Can I use my own custom biochip substrates?
Yes—the open-fluidic architecture and standardized chip holder accept third-party gold-coated glass slides with compatible dimensions (75 × 25 mm); however, HORIBA-validated SPRi-Biochips™ are recommended for reproducible kinetic modeling.
Is the system compliant with FDA 21 CFR Part 11?
When deployed with SPRi-Lab II™ software configured in “regulated mode” (including electronic signatures, role-based access control, and immutable audit trails), the system meets core technical requirements for Part 11 compliance; full validation support is provided under separate service agreement.
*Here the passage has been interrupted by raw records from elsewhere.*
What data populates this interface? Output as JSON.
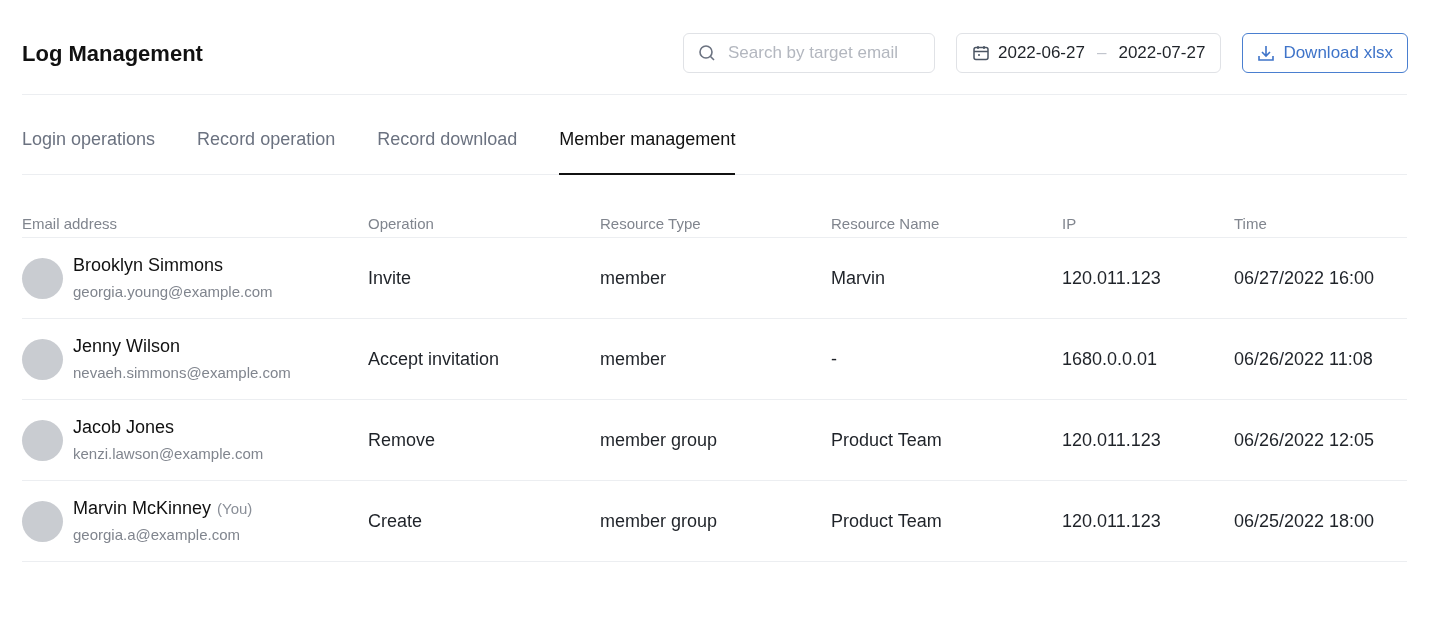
{
  "header": {
    "title": "Log Management",
    "search": {
      "placeholder": "Search by target email"
    },
    "date_range": {
      "start": "2022-06-27",
      "separator": "–",
      "end": "2022-07-27"
    },
    "download_button": "Download xlsx"
  },
  "tabs": [
    {
      "label": "Login operations",
      "selected": false
    },
    {
      "label": "Record operation",
      "selected": false
    },
    {
      "label": "Record download",
      "selected": false
    },
    {
      "label": "Member management",
      "selected": true
    }
  ],
  "table": {
    "columns": [
      "Email address",
      "Operation",
      "Resource Type",
      "Resource Name",
      "IP",
      "Time"
    ],
    "rows": [
      {
        "name": "Brooklyn Simmons",
        "tag": null,
        "email": "georgia.young@example.com",
        "operation": "Invite",
        "resource_type": "member",
        "resource_name": "Marvin",
        "ip": "120.011.123",
        "time": "06/27/2022 16:00"
      },
      {
        "name": "Jenny Wilson",
        "tag": null,
        "email": "nevaeh.simmons@example.com",
        "operation": "Accept invitation",
        "resource_type": "member",
        "resource_name": "-",
        "ip": "1680.0.0.01",
        "time": "06/26/2022 11:08"
      },
      {
        "name": "Jacob Jones",
        "tag": null,
        "email": "kenzi.lawson@example.com",
        "operation": "Remove",
        "resource_type": "member group",
        "resource_name": "Product Team",
        "ip": "120.011.123",
        "time": "06/26/2022 12:05"
      },
      {
        "name": "Marvin McKinney",
        "tag": "(You)",
        "email": "georgia.a@example.com",
        "operation": "Create",
        "resource_type": "member group",
        "resource_name": "Product Team",
        "ip": "120.011.123",
        "time": "06/25/2022 18:00"
      }
    ]
  }
}
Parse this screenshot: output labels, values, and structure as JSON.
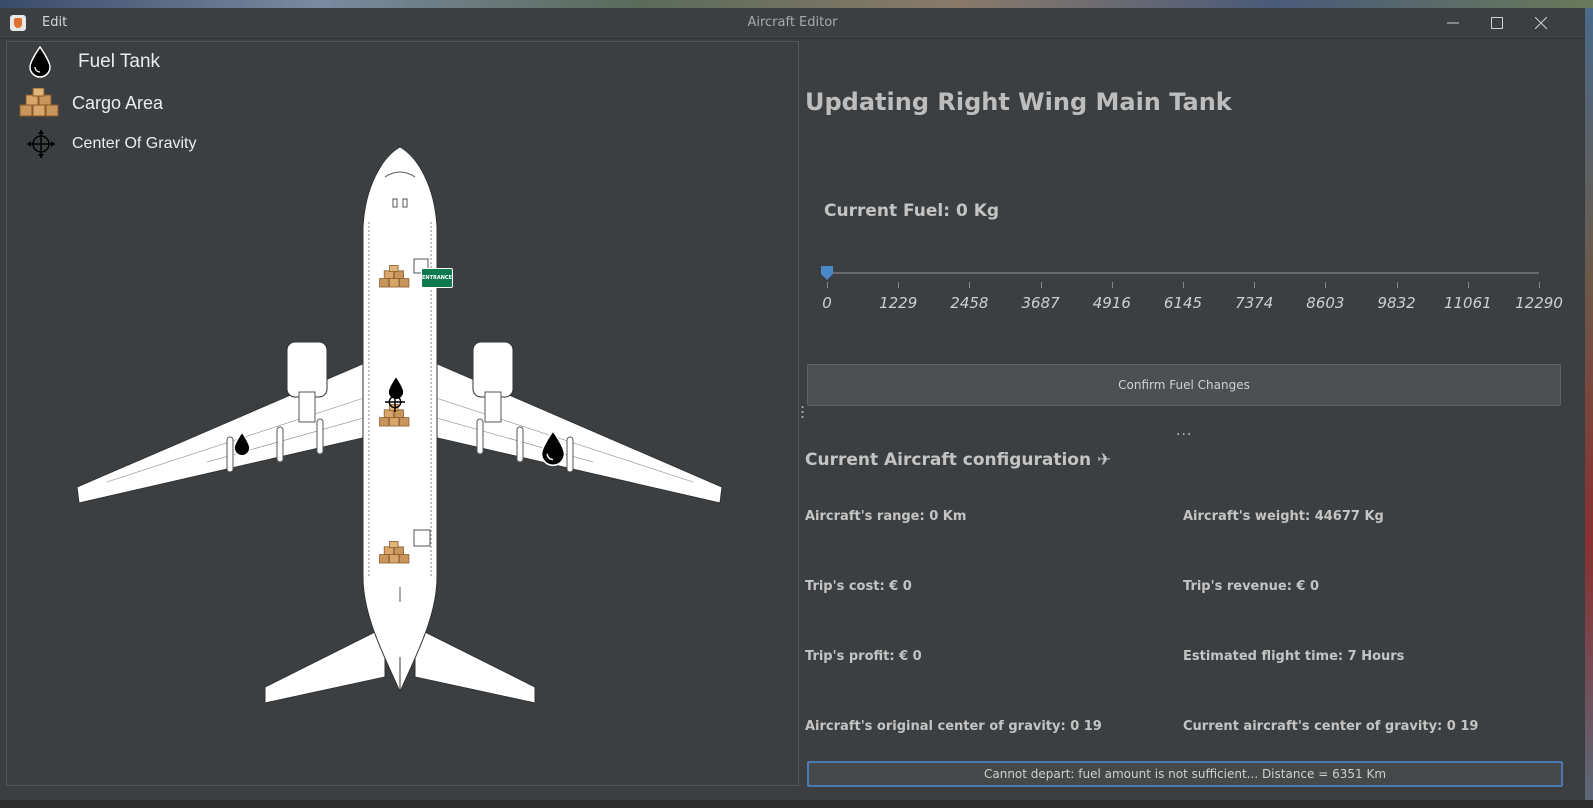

How is temperature controlled during assays?
The base system does not include active thermal regulation; however, it is mechanically and electrically compatible with external Peltier-based stage controllers or incubation chambers—commonly deployed for cell-based or temperature-dependent binding studies.
What sample volume is required for a full 200-spot assay?
With the standard 200 µL loop and optimized flow dynamics, one injection cycle suffices for simultaneous interrogation of all spots; larger volumes (up to 500 µL) may be selected for extended association phases or multi-step regeneration protocols.